Portrait Esther Bejarano
Esther Bejarano im Januar 2020 Foto: Rosa-Luxemburg-Stiftung

Esther Bejarano war KZ-Überlebende, Antifaschistin und Kommunistin. Sie verstarb am 10. Juli 2021 im Alter von 96 Jahren. Es ist eine Zeit um innezuhalten, zurückzublicken und dann in die vor uns liegende Arbeit einzusteigen – weitermachen.

Esther Bejarano, geborene Loewy, wurde 1924 im Saarland als Tochter jüdischer Eltern geboren. Als die antisemitische Stimmung im Land zunahm, versuchte die Familie wiederholt auszureisen, doch Esther und ihren Eltern gelang es nicht. Ihr Bruder schaffte es in die USA, eine Schwester wanderte nach Palästina aus. Mit dem Verbot jüdischer Schulen und anderer jüdischer Einrichtungen kam Esther ins Lager Ahrensdorf und später ins Lager Landwerk Neuendorf, wo sie für Fleurop Zwangsarbeit leisten musste. Esthers Eltern wurden in Kowno in Litauen von den Nazis umgebracht. Ihre zweite Schwester Ruth, die ebenfalls versuchte nach Palästina auszureisen, wurde in Auschwitz ermordet.

Der Blumenladen, in dem Esther einige Zeit arbeiten musste, schloss und Esther wurde in das Sammellager in der Großen Hamburger Straße in Berlin gebracht. Von dort aus wurde sie am 19. April 1943 mit dem 37.Osttransport nach Auschwitz deportiert. An diesem Tag wurden insgesamt 153 Menschen aus dem Lager Landwerk Neuendorf mit ihr nach Auschwitz geschickt. Sie überlebte die grauenhafte Fahrt im überfüllten Viehwagon, ohne Essen und umgeben von vielen bereits verstorbenen Menschen. Im Vernichtungslager Auschwitz-Birkenau wurde sie als Häftling 41948 registriert.

Anika Taschke ist stellvertretende Vorsitzende des deutschen Mauthausen Komitees und Referentin für Zeitgeschichte in der Rosa-Luxemburg-Stiftung.
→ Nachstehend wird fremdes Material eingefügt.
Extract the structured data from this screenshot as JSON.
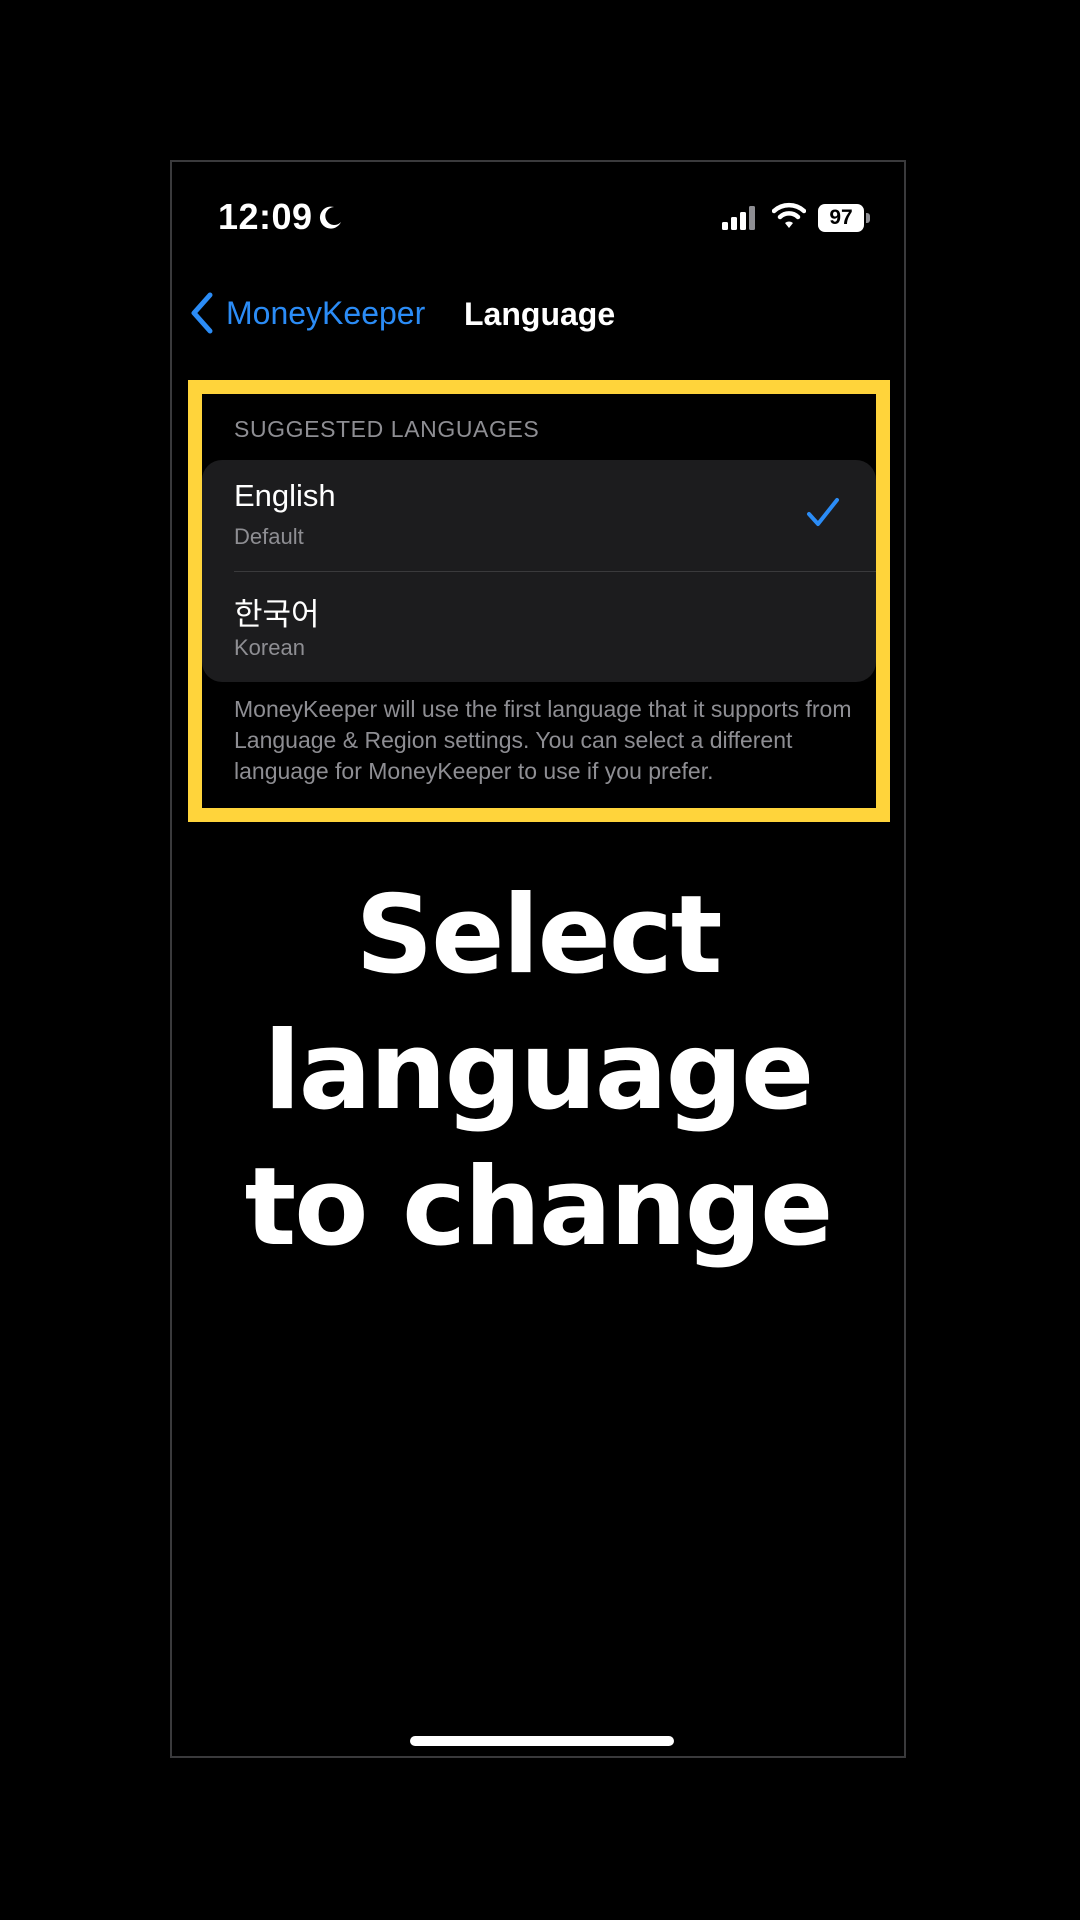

Dieser Artikel wurde im Jacobin Magazin erstveröffentlicht.

Ihr musikalisches Talent und ein wenig Glück verhalfen ihr ins Mädchenorchester von Auschwitz – eine Perversität der Nazis im Lager. Das Orchester musste Konzerte geben wenn etwa hochrangige Politiker und ihre Familien zu einem offiziellen Besuch geladen waren oder auch zu persönlichen Feierlichkeiten der Nazis. Vor allem aber mussten sie den Ein- und Ausmarsch der Häftlinge durch das Lagertor begleiten. Das Orchester ermöglichte den Mädchen und Frauen oft eine bessere Ernährung, Kleidung und Unterbringung. An einem Ort wie Auschwitz konnte das die Chance des Überlebens erhöhen.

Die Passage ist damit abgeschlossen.